Backward Immigration Policies Force America To “Compete With Our Own University Graduates,” Says CEO
Date: April 15, 2016
Ramiro Cavazos is a seventh-generation Texan, born to a family that originally moved to America from Spain in the late 1600s and settled in the Rio Grande Valley as ranchers and farmers. Cavezos takes great pride in his family’s heritage and their many contributions to Texas. But as the CEO of the San Antonio Hispanic Chamber of Commerce, his thoughts on immigration reform are largely practical. “We don’t see immigration reform as an emotional issue, but an economic imperative,” he says. “Immigration is a necessity to keep America growing.”
Cavazos first worked for the Chamber beginning in 1987 when he was 25 years old. He left nearly four years later to pursue a career in the private sector, but returned to the Chamber 18 years later as its president and CEO. “I still feel like I did some 20 years ago,” he says. “We have a bigger team with 16 people and a bigger budget of $2.1 million, but the issues are just as important. We still need immigration reform, and we still need to increase prosperity in the Latino community.”
In his 8-year tenure as head of the Chamber, Cavazos has worked not only to help minority- and women-owned businesses thrive in San Antonio but has educated the community about the value of immigrant workers. “Forty percent of today’s Fortune 500 companies were started by an immigrant or a child of an immigrant,” he says. “This is a country built by immigrants, and we feel that we need to develop a pathway to citizenship and create reform that does not demonize undocumented workers.”
It’s unfortunate that a person studying here from China or India or anywhere can be forced to return back to their country after they earn their PhD in physics or information technology.
In addition to providing a road to citizenship for those already working in the United States (as well as the undocumented parents of American children), Cavazos would like to see more visas for high-skilled workers. “There’s currently a limit on [these] visas, but that’s where a lot of our investment and entrepreneurship is coming from,” he says. “It’s unfortunate that a person studying here from China or India or anywhere can be forced to return back to their country after they earn their PhD in physics or information technology.

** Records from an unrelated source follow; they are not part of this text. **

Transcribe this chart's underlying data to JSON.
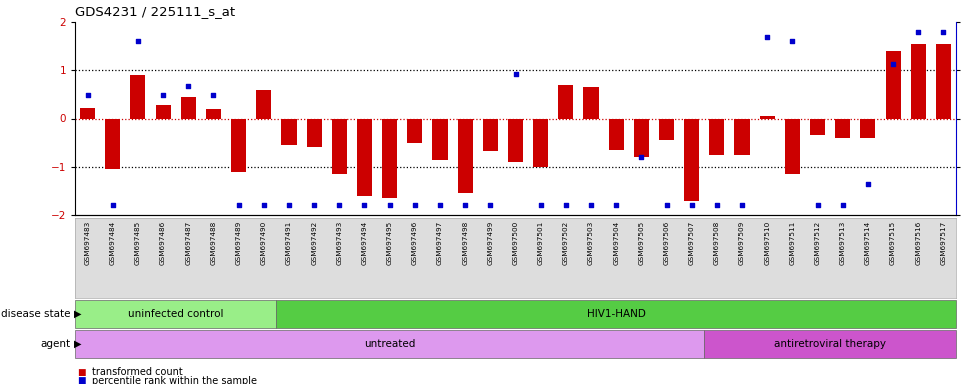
{
  "title": "GDS4231 / 225111_s_at",
  "samples": [
    "GSM697483",
    "GSM697484",
    "GSM697485",
    "GSM697486",
    "GSM697487",
    "GSM697488",
    "GSM697489",
    "GSM697490",
    "GSM697491",
    "GSM697492",
    "GSM697493",
    "GSM697494",
    "GSM697495",
    "GSM697496",
    "GSM697497",
    "GSM697498",
    "GSM697499",
    "GSM697500",
    "GSM697501",
    "GSM697502",
    "GSM697503",
    "GSM697504",
    "GSM697505",
    "GSM697506",
    "GSM697507",
    "GSM697508",
    "GSM697509",
    "GSM697510",
    "GSM697511",
    "GSM697512",
    "GSM697513",
    "GSM697514",
    "GSM697515",
    "GSM697516",
    "GSM697517"
  ],
  "bar_values": [
    0.22,
    -1.05,
    0.9,
    0.27,
    0.45,
    0.2,
    -1.1,
    0.6,
    -0.55,
    -0.6,
    -1.15,
    -1.6,
    -1.65,
    -0.5,
    -0.85,
    -1.55,
    -0.68,
    -0.9,
    -1.0,
    0.7,
    0.65,
    -0.65,
    -0.8,
    -0.45,
    -1.7,
    -0.75,
    -0.75,
    0.05,
    -1.15,
    -0.35,
    -0.4,
    -0.4,
    1.4,
    1.55,
    1.55
  ],
  "percentile_values": [
    62,
    5,
    90,
    62,
    67,
    62,
    5,
    5,
    5,
    5,
    5,
    5,
    5,
    5,
    5,
    5,
    5,
    73,
    5,
    5,
    5,
    5,
    30,
    5,
    5,
    5,
    5,
    92,
    90,
    5,
    5,
    16,
    78,
    95,
    95
  ],
  "ylim": [
    -2,
    2
  ],
  "y2lim": [
    0,
    100
  ],
  "yticks_left": [
    -2,
    -1,
    0,
    1,
    2
  ],
  "y2ticks": [
    0,
    25,
    50,
    75,
    100
  ],
  "bar_color": "#cc0000",
  "dot_color": "#0000cc",
  "zero_line_color": "#cc0000",
  "grid_line_color": "#000000",
  "disease_state_groups": [
    {
      "label": "uninfected control",
      "start": 0,
      "end": 8,
      "color": "#99ee88"
    },
    {
      "label": "HIV1-HAND",
      "start": 8,
      "end": 35,
      "color": "#55cc44"
    }
  ],
  "agent_groups": [
    {
      "label": "untreated",
      "start": 0,
      "end": 25,
      "color": "#dd99ee"
    },
    {
      "label": "antiretroviral therapy",
      "start": 25,
      "end": 35,
      "color": "#cc55cc"
    }
  ],
  "legend_items": [
    {
      "color": "#cc0000",
      "label": "transformed count"
    },
    {
      "color": "#0000cc",
      "label": "percentile rank within the sample"
    }
  ],
  "label_color_ds": "disease state",
  "label_color_ag": "agent",
  "bg_color": "#ffffff",
  "tick_bg": "#dddddd"
}
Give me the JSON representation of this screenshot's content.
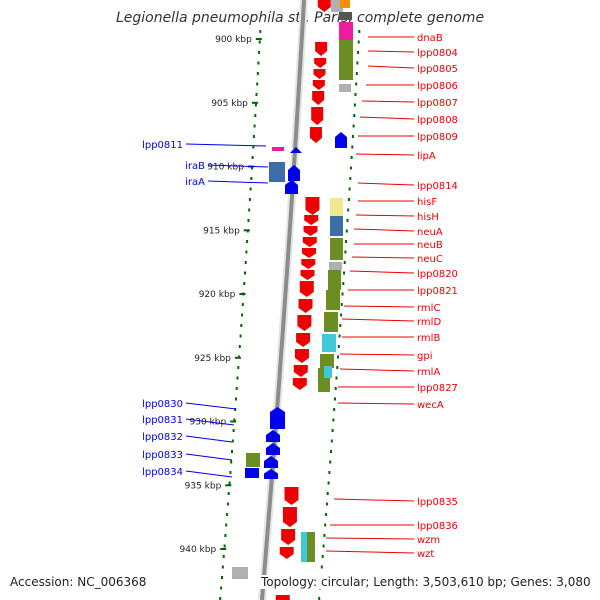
{
  "title": "Legionella pneumophila str. Paris, complete genome",
  "footer": {
    "accession": "Accession: NC_006368",
    "summary": "Topology: circular; Length: 3,503,610 bp; Genes: 3,080"
  },
  "colors": {
    "minus_strand": "#ee0000",
    "plus_strand": "#0000ee",
    "tick": "#006600",
    "axis": "#8c8c8c",
    "cog_olive": "#6b8e23",
    "cog_teal": "#40c8d8",
    "cog_steel": "#3a6ea5",
    "cog_magenta": "#ee1aa0",
    "cog_yellow": "#f0e68c",
    "cog_grey": "#b0b0b0"
  },
  "kbp_labels": [
    {
      "kbp": 900,
      "label": "900 kbp"
    },
    {
      "kbp": 905,
      "label": "905 kbp"
    },
    {
      "kbp": 910,
      "label": "910 kbp"
    },
    {
      "kbp": 915,
      "label": "915 kbp"
    },
    {
      "kbp": 920,
      "label": "920 kbp"
    },
    {
      "kbp": 925,
      "label": "925 kbp"
    },
    {
      "kbp": 930,
      "label": "930 kbp"
    },
    {
      "kbp": 935,
      "label": "935 kbp"
    },
    {
      "kbp": 940,
      "label": "940 kbp"
    }
  ],
  "right_labels": [
    "dnaB",
    "lpp0804",
    "lpp0805",
    "lpp0806",
    "lpp0807",
    "lpp0808",
    "lpp0809",
    "lipA",
    "lpp0814",
    "hisF",
    "hisH",
    "neuA",
    "neuB",
    "neuC",
    "lpp0820",
    "lpp0821",
    "rmlC",
    "rmlD",
    "rmlB",
    "gpi",
    "rmlA",
    "lpp0827",
    "wecA",
    "lpp0835",
    "lpp0836",
    "wzm",
    "wzt"
  ],
  "left_labels": [
    "lpp0811",
    "iraB",
    "iraA",
    "lpp0830",
    "lpp0831",
    "lpp0832",
    "lpp0833",
    "lpp0834"
  ]
}
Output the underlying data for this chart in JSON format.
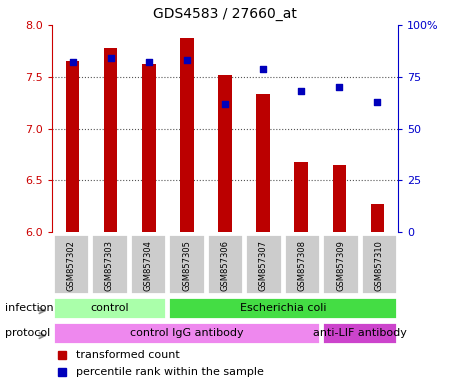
{
  "title": "GDS4583 / 27660_at",
  "samples": [
    "GSM857302",
    "GSM857303",
    "GSM857304",
    "GSM857305",
    "GSM857306",
    "GSM857307",
    "GSM857308",
    "GSM857309",
    "GSM857310"
  ],
  "transformed_count": [
    7.65,
    7.78,
    7.62,
    7.87,
    7.52,
    7.33,
    6.68,
    6.65,
    6.27
  ],
  "percentile_rank": [
    82,
    84,
    82,
    83,
    62,
    79,
    68,
    70,
    63
  ],
  "ylim_left": [
    6.0,
    8.0
  ],
  "ylim_right": [
    0,
    100
  ],
  "yticks_left": [
    6.0,
    6.5,
    7.0,
    7.5,
    8.0
  ],
  "yticks_right": [
    0,
    25,
    50,
    75,
    100
  ],
  "bar_color": "#bb0000",
  "dot_color": "#0000bb",
  "bar_width": 0.35,
  "infection_groups": [
    {
      "label": "control",
      "start": 0,
      "end": 3,
      "color": "#aaffaa"
    },
    {
      "label": "Escherichia coli",
      "start": 3,
      "end": 9,
      "color": "#44dd44"
    }
  ],
  "protocol_groups": [
    {
      "label": "control IgG antibody",
      "start": 0,
      "end": 7,
      "color": "#ee88ee"
    },
    {
      "label": "anti-LIF antibody",
      "start": 7,
      "end": 9,
      "color": "#cc44cc"
    }
  ],
  "legend_red_label": "transformed count",
  "legend_blue_label": "percentile rank within the sample",
  "infection_label": "infection",
  "protocol_label": "protocol",
  "left_tick_color": "#cc0000",
  "right_tick_color": "#0000cc",
  "sample_box_color": "#cccccc",
  "sample_box_edge": "#ffffff",
  "dotted_line_color": "#555555",
  "right_tick_labels": [
    "0",
    "25",
    "50",
    "75",
    "100%"
  ]
}
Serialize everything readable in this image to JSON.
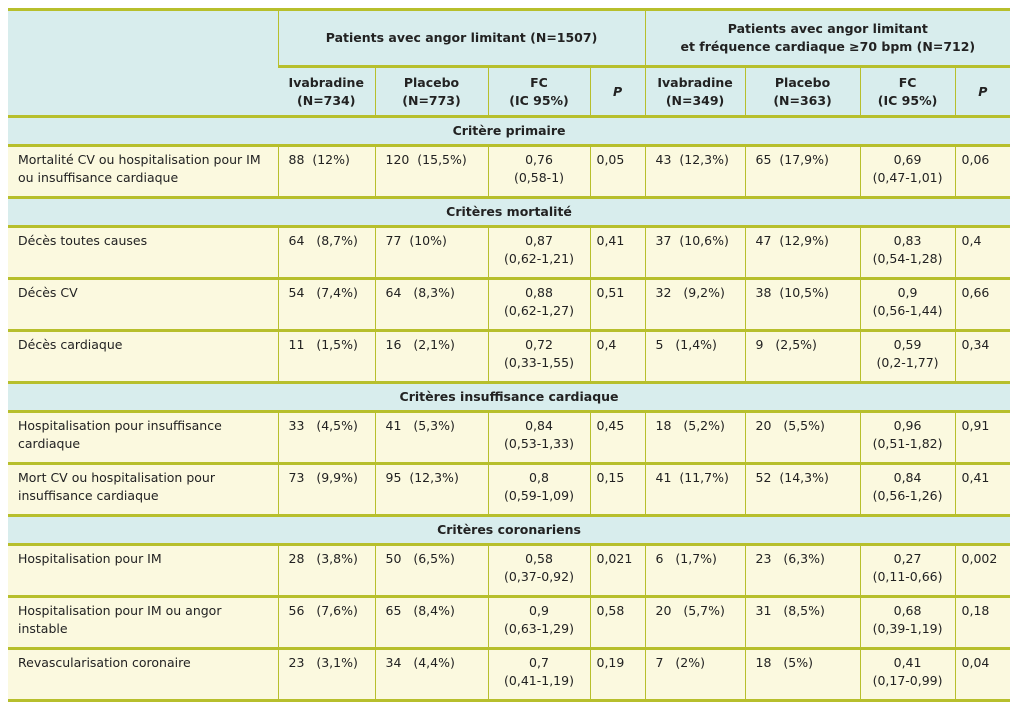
{
  "table": {
    "group_headers": [
      "Patients avec angor limitant (N=1507)",
      "Patients avec angor limitant\net fréquence cardiaque ≥70 bpm (N=712)"
    ],
    "column_headers": [
      "Ivabradine\n(N=734)",
      "Placebo\n(N=773)",
      "FC\n(IC 95%)",
      "P",
      "Ivabradine\n(N=349)",
      "Placebo\n(N=363)",
      "FC\n(IC 95%)",
      "P"
    ],
    "sections": [
      {
        "title": "Critère primaire",
        "rows": [
          {
            "label": "Mortalité CV ou hospitalisation pour IM ou insuffisance cardiaque",
            "cells": [
              "88  (12%)",
              "120  (15,5%)",
              "0,76\n(0,58-1)",
              "0,05",
              "43  (12,3%)",
              "65  (17,9%)",
              "0,69\n(0,47-1,01)",
              "0,06"
            ]
          }
        ]
      },
      {
        "title": "Critères mortalité",
        "rows": [
          {
            "label": "Décès toutes causes",
            "cells": [
              "64   (8,7%)",
              "77  (10%)",
              "0,87\n(0,62-1,21)",
              "0,41",
              "37  (10,6%)",
              "47  (12,9%)",
              "0,83\n(0,54-1,28)",
              "0,4"
            ]
          },
          {
            "label": "Décès CV",
            "cells": [
              "54   (7,4%)",
              "64   (8,3%)",
              "0,88\n(0,62-1,27)",
              "0,51",
              "32   (9,2%)",
              "38  (10,5%)",
              "0,9\n(0,56-1,44)",
              "0,66"
            ]
          },
          {
            "label": "Décès cardiaque",
            "cells": [
              "11   (1,5%)",
              "16   (2,1%)",
              "0,72\n(0,33-1,55)",
              "0,4",
              "5   (1,4%)",
              "9   (2,5%)",
              "0,59\n(0,2-1,77)",
              "0,34"
            ]
          }
        ]
      },
      {
        "title": "Critères insuffisance cardiaque",
        "rows": [
          {
            "label": "Hospitalisation pour insuffisance cardiaque",
            "cells": [
              "33   (4,5%)",
              "41   (5,3%)",
              "0,84\n(0,53-1,33)",
              "0,45",
              "18   (5,2%)",
              "20   (5,5%)",
              "0,96\n(0,51-1,82)",
              "0,91"
            ]
          },
          {
            "label": "Mort CV ou hospitalisation pour insuffisance cardiaque",
            "cells": [
              "73   (9,9%)",
              "95  (12,3%)",
              "0,8\n(0,59-1,09)",
              "0,15",
              "41  (11,7%)",
              "52  (14,3%)",
              "0,84\n(0,56-1,26)",
              "0,41"
            ]
          }
        ]
      },
      {
        "title": "Critères coronariens",
        "rows": [
          {
            "label": "Hospitalisation pour IM",
            "cells": [
              "28   (3,8%)",
              "50   (6,5%)",
              "0,58\n(0,37-0,92)",
              "0,021",
              "6   (1,7%)",
              "23   (6,3%)",
              "0,27\n(0,11-0,66)",
              "0,002"
            ]
          },
          {
            "label": "Hospitalisation pour IM ou angor instable",
            "cells": [
              "56   (7,6%)",
              "65   (8,4%)",
              "0,9\n(0,63-1,29)",
              "0,58",
              "20   (5,7%)",
              "31   (8,5%)",
              "0,68\n(0,39-1,19)",
              "0,18"
            ]
          },
          {
            "label": "Revascularisation coronaire",
            "cells": [
              "23   (3,1%)",
              "34   (4,4%)",
              "0,7\n(0,41-1,19)",
              "0,19",
              "7   (2%)",
              "18   (5%)",
              "0,41\n(0,17-0,99)",
              "0,04"
            ]
          }
        ]
      }
    ]
  }
}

We end up competing with our own university graduates.”
And while he knows many labor unions would oppose a guest worker program, he thinks it’s necessary to maintain struggling industries. “We’ve shuttered a lot of meatpacking factories in the Midwest because we don’t have the workforce,” he says. “Just because a Mexican comes here to work doesn’t mean he wants to live here.” Cavezos adds that as the fertility rate in the United States continues to decline—it is currently at just 1.9 percent—the country simply cannot support its own business growth. “We can’t keep up with our country’s economic growth with the level of fertility the country has itself,” he says. “We need the workers of the future to come from someplace other than our own country.”